The idea behind Reynolds’ Fulbright is two-fold. She will focus on the education of migrant workers’ children, “I also hope to conduct exploratory research on immigrant identity.
“If I can find Spanish-speaking immigrants in my province, I hope to do fieldwork with them, tracking trends in transnationalism and the shifting paradigms of deterritorialization as it relates to the development of one’s cultural identity, all novel fields in cultural anthropology,” she said. “I have always to connect my interests in the Spanish-speaking world and Mandarin-speaking world, so studying the immigrant population in China will enable me to finally bridge those interests.”
Reynolds studied abroad through Middlebury University’s language-immersion program in Hangzhou, China, where she conducted research on migrant workers and their children, alongside sociology Professor Wang Ping of Zhejiang University of Technology. She realized that she could dive even deeper into the issue with her Fulbright by visiting local schools and villages and districts of the city heavily populated by migrants, including Hangzhou, Ningbo, Wenzhou and Jinhua.
“Bethany is a student who has been doing liberal arts for the 21st century by applying her proficiency in languages of global significance (Chinese and Spanish) to her social science project abroad on migration between China and Latin America,” said David Bello, associate professor of history.
“This burgeoning population of transitory and marginalized peoples is a critical social issue in China today,” Reynolds continued in describing the idea and plans for her Fulbright grant. “Some statistics say 10-15 percent of China’s population is of migrant status; so their issues of identity development, educational opportunity, assimilation into urban society and lack of welfare provisions (among others) are becoming increasingly relevant to China’s future wellbeing.

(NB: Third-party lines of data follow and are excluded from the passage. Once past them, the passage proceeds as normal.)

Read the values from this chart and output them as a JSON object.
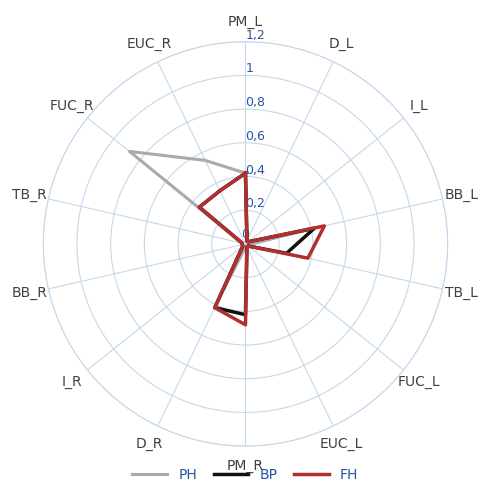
{
  "categories": [
    "PM_L",
    "D_L",
    "I_L",
    "BB_L",
    "TB_L",
    "FUC_L",
    "EUC_L",
    "PM_R",
    "D_R",
    "I_R",
    "BB_R",
    "TB_R",
    "FUC_R",
    "EUC_R"
  ],
  "series": {
    "PH": [
      0.42,
      0.02,
      0.02,
      0.42,
      0.02,
      0.02,
      0.02,
      0.02,
      0.3,
      0.02,
      0.02,
      0.02,
      0.88,
      0.55
    ],
    "BP": [
      0.42,
      0.02,
      0.02,
      0.42,
      0.25,
      0.02,
      0.02,
      0.42,
      0.42,
      0.02,
      0.02,
      0.02,
      0.35,
      0.35
    ],
    "FH": [
      0.42,
      0.02,
      0.02,
      0.48,
      0.38,
      0.02,
      0.02,
      0.48,
      0.42,
      0.02,
      0.02,
      0.02,
      0.35,
      0.35
    ]
  },
  "colors": {
    "PH": "#aaaaaa",
    "BP": "#111111",
    "FH": "#b03030"
  },
  "linewidths": {
    "PH": 2.2,
    "BP": 2.5,
    "FH": 2.5
  },
  "r_max": 1.2,
  "r_ticks": [
    0.2,
    0.4,
    0.6,
    0.8,
    1.0,
    1.2
  ],
  "tick_labels": [
    "0,2",
    "0,4",
    "0,6",
    "0,8",
    "1",
    "1,2"
  ],
  "zero_label": "0",
  "grid_color": "#c5d8ea",
  "grid_linewidth": 0.8,
  "tick_color": "#2555a0",
  "label_color": "#404040",
  "label_fontsize": 10,
  "tick_fontsize": 9,
  "bg_color": "#ffffff",
  "figsize": [
    4.9,
    5.0
  ],
  "dpi": 100,
  "legend_labels": [
    "PH",
    "BP",
    "FH"
  ],
  "legend_fontsize": 10
}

Reynolds is an East Asian languages and literature major with a concentration in Chinese. She is a member of Phi Eta Sigma Freshman National Honor Society, Omicron Delta Kappa, the W&L Singers and the Dean’s List. She works for W&L’s Tucker Multimedia Center in the language/humanities lab and is an advanced pianist.
She is the founder of Preparing for Tomorrow, a biannual series of discussion forums aimed at educating W&L about contemporary global issues. She presented a research paper to the Society for Applied Anthropology in March 2013 on her work at the NCSU Ethnographic Field School in Guatemala (summer 2012).
Post-Fulbright, she plans to enroll in an M.A./Ph.D. program for sociocultural anthropology, specializing in China, and then enter academia, consulting or NGO-work.
“Her Fulbright award has confirmed for me that, as the Chinese saying goes, ‘青出于蓝,而胜于蓝,’ (the student has surpassed the teacher),” said Bello. “She’s truly plugged into two of the right cultures during the right century.”